Step 9 – Export insights back to Google Sheets

Before writing to the Insights sheet, each cluster-level insight is enriched with extra fields so you can audit and analyze it later. Typical fields include:

  • Question – the original survey question text
  • Insight summary – the LLM generated explanation
  • Sentiment – one of the predefined labels
  • Number of responses in the cluster
  • Participant IDs – usually stored as a comma-separated list
  • Raw responses – the original text answers used to generate the insight

Each insight is appended as a new row in the Insights sheet created earlier.


Example of a generated insight

Here is a sample output for a question about remote work:

<Question>: What do you enjoy most about working remotely?
<Insight>: Most participants value flexibility and fewer commute hours.
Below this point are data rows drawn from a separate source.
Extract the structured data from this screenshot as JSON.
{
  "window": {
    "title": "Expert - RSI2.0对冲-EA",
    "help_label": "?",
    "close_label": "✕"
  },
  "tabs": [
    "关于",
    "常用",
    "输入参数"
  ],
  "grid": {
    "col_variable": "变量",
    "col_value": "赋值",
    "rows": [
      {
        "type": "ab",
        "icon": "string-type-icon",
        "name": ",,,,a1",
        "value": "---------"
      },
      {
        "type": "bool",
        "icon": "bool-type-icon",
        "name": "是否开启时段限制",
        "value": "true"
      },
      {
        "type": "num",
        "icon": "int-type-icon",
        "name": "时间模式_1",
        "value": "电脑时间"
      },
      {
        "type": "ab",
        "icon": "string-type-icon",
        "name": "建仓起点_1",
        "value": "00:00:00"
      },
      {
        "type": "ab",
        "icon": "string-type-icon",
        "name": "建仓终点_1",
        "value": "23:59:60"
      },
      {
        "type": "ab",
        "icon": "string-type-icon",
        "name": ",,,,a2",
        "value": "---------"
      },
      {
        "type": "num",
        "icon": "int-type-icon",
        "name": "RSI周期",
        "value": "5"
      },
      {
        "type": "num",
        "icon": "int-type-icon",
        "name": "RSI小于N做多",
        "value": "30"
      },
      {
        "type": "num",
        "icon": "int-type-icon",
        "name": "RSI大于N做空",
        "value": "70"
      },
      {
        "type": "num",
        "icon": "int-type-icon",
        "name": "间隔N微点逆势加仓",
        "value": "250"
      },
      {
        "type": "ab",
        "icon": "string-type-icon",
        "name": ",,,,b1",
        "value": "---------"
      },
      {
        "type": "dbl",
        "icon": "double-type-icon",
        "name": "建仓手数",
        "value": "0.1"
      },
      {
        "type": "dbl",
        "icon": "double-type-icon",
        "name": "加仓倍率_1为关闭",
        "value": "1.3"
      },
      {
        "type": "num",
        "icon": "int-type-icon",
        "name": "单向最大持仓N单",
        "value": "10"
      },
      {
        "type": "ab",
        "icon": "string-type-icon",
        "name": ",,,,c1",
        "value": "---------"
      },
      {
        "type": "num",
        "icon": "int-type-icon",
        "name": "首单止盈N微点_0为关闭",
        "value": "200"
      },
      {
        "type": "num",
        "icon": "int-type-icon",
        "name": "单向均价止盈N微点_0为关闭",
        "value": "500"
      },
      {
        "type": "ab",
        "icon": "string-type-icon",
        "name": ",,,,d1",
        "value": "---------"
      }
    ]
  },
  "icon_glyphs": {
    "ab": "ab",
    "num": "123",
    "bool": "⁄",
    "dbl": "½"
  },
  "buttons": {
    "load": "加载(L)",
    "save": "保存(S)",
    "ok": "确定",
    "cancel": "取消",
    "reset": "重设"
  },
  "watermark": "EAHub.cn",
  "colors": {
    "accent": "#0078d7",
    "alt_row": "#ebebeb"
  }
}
Several respondents mentioned improved work-life balance and the ability to structure the day around personal commitments.
<Sentiment>: Positive
<Number of Responses>: 42
<Participant IDs>: 2,7,9,14,31,...

From a single cluster, you can immediately see:

  • What people are saying
  • How they feel about it
  • How many participants share that view
  • Which specific participants are included, if you need to investigate further

Configuration tips and best practices

Choosing an embedding model

  • text-embedding-3-small is a good default. It balances cost and quality for most survey analysis use cases.
  • If you need higher semantic accuracy and can accept higher cost, consider text-embedding-3-large.

Setting the number of clusters

The K-means node uses a maximum cluster count, with the template defaulting to around 10. When tuning:

  • If you set the number too high, similar answers may be split into many small clusters.
  • If you set it too low, distinct themes may be merged together.
  • Adjust based on how many responses you have per question.

Minimum cluster size

A minimum cluster size of 3 helps avoid “false” insights based on only one or two answers. This also reduces noise from ad hoc responses, such as names or very short comments.

Batching large surveys

For large datasets, you should:

  • Use n8n Split in Batches or similar nodes for ingestion.
  • Batch requests to OpenAI to avoid rate limits and memory issues.
  • Monitor throughput between n8n, Qdrant, and OpenAI APIs.

Handling PII and privacy

Participant names and IDs are stored as metadata and may be exported to the Insights sheet. For privacy:

  • Mask or hash participant identifiers before sharing the sheet externally.
  • Review which metadata fields are included in the exported results.

Managing costs

API costs come from two main sources:

  • OpenAI embeddings for every answer
  • LLM calls for summarizing each valid cluster

To optimize costs:

  • Cache embeddings and summaries where possible so you do not recompute them unnecessarily.
  • Batch requests to improve efficiency.
  • Start with a small dataset to estimate cost per survey before scaling up.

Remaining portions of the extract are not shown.